Die Dunkelheit von Charoset

Pessach-Seders waren immer etwas, das mein Vater scheinbar nur tolerierte, ein Spektakel, das er, etwas widerstrebend, vom anderen Ende des Tisches aus beobachtete. Seine bekannte Abneigung gegen die gesamte Liturgie und insbesondere gegen den Seders hatte für mich immer Sinn ergeben. Für jemanden, dessen prägendes Lebenserlebnis seine eigene Vertreibung aus Ägypten war, muss der Gedanke, ein verblüffend ähnliches antikes Debakel zu planen, zugegebenermaßen ein wenig reichhaltig erschienen sein, vor allem angesichts der Tatsache, dass eine seiner letzten Erinnerungen an das Leben in Alexandria der letzte Seder war Seine Familie lebte in der Wohnung seiner Großmutter. Die Zeit ist manchmal zu zyklisch und zu frustrierend ironisch für ihr eigenes Wohl.

Doch im Frühjahr 2013, kaum drei Monate nach dem Tod seiner Mutter, änderte der lebenslange Widerstand seine Meinung. Er wollte an diesen letzten Seder erinnern, um sein eigenes historisches Debakel und seine Erinnerungen an eine Familie zu würdigen, die nun ihre Matriarchin verloren hatte.

Da das Bruststück meiner Mutter bereits auf dem Weg war, fragte sich mein Vater, ob ich ihm bei der Zubereitung des Charoset seiner Großmutter helfen könnte, da mir in diesem Jahr die Beilagen zugefallen waren. Das einzige Problem war, dass er das Rezept nicht kannte. Das wäre ganz einfach, dachte ich, denn waren nicht alle Charoset gleich: eine sirupartige Mischung aus Äpfeln, Walnüssen und goldenen Rosinen?
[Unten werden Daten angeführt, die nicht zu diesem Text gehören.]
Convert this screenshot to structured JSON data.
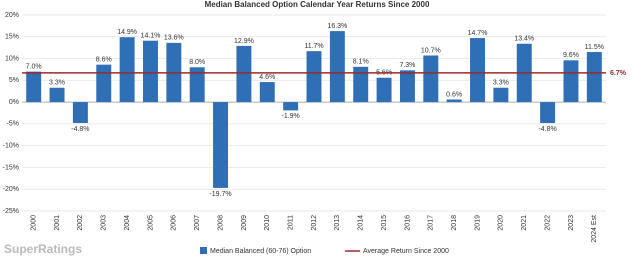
{
  "chart_data": {
    "type": "bar",
    "title": "Median Balanced Option Calendar Year Returns Since 2000",
    "categories": [
      "2000",
      "2001",
      "2002",
      "2003",
      "2004",
      "2005",
      "2006",
      "2007",
      "2008",
      "2009",
      "2010",
      "2011",
      "2012",
      "2013",
      "2014",
      "2015",
      "2016",
      "2017",
      "2018",
      "2019",
      "2020",
      "2021",
      "2022",
      "2023",
      "2024 Est"
    ],
    "series": [
      {
        "name": "Median Balanced (60-76) Option",
        "color": "#2f6fb5",
        "values": [
          7.0,
          3.3,
          -4.8,
          8.6,
          14.9,
          14.1,
          13.6,
          8.0,
          -19.7,
          12.9,
          4.6,
          -1.9,
          11.7,
          16.3,
          8.1,
          5.6,
          7.3,
          10.7,
          0.6,
          14.7,
          3.3,
          13.4,
          -4.8,
          9.6,
          11.5
        ],
        "value_labels": [
          "7.0%",
          "3.3%",
          "-4.8%",
          "8.6%",
          "14.9%",
          "14.1%",
          "13.6%",
          "8.0%",
          "-19.7%",
          "12.9%",
          "4.6%",
          "-1.9%",
          "11.7%",
          "16.3%",
          "8.1%",
          "5.6%",
          "7.3%",
          "10.7%",
          "0.6%",
          "14.7%",
          "3.3%",
          "13.4%",
          "-4.8%",
          "9.6%",
          "11.5%"
        ]
      }
    ],
    "average": {
      "name": "Average Return Since 2000",
      "value": 6.7,
      "label": "6.7%",
      "color": "#9e2a2b"
    },
    "ylim": [
      -25,
      20
    ],
    "yticks": [
      {
        "value": -25,
        "label": "-25%"
      },
      {
        "value": -20,
        "label": "-20%"
      },
      {
        "value": -15,
        "label": "-15%"
      },
      {
        "value": -10,
        "label": "-10%"
      },
      {
        "value": -5,
        "label": "-5%"
      },
      {
        "value": 0,
        "label": "0%"
      },
      {
        "value": 5,
        "label": "5%"
      },
      {
        "value": 10,
        "label": "10%"
      },
      {
        "value": 15,
        "label": "15%"
      },
      {
        "value": 20,
        "label": "20%"
      }
    ],
    "grid": true,
    "watermark": "SuperRatings"
  }
}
Was ich nicht wusste war, dass das Charoset meiner Urgroßmutter überhaupt nichts mit der Apfelmischung zu tun hatte, die ich so gut kannte, sondern eine dunkelschwarze Paste war. Ich wusste auch nicht, dass ich versehentlich auf eines der reichhaltigsten und umstrittensten Themen der gesamten jüdischen Küche gestoßen war.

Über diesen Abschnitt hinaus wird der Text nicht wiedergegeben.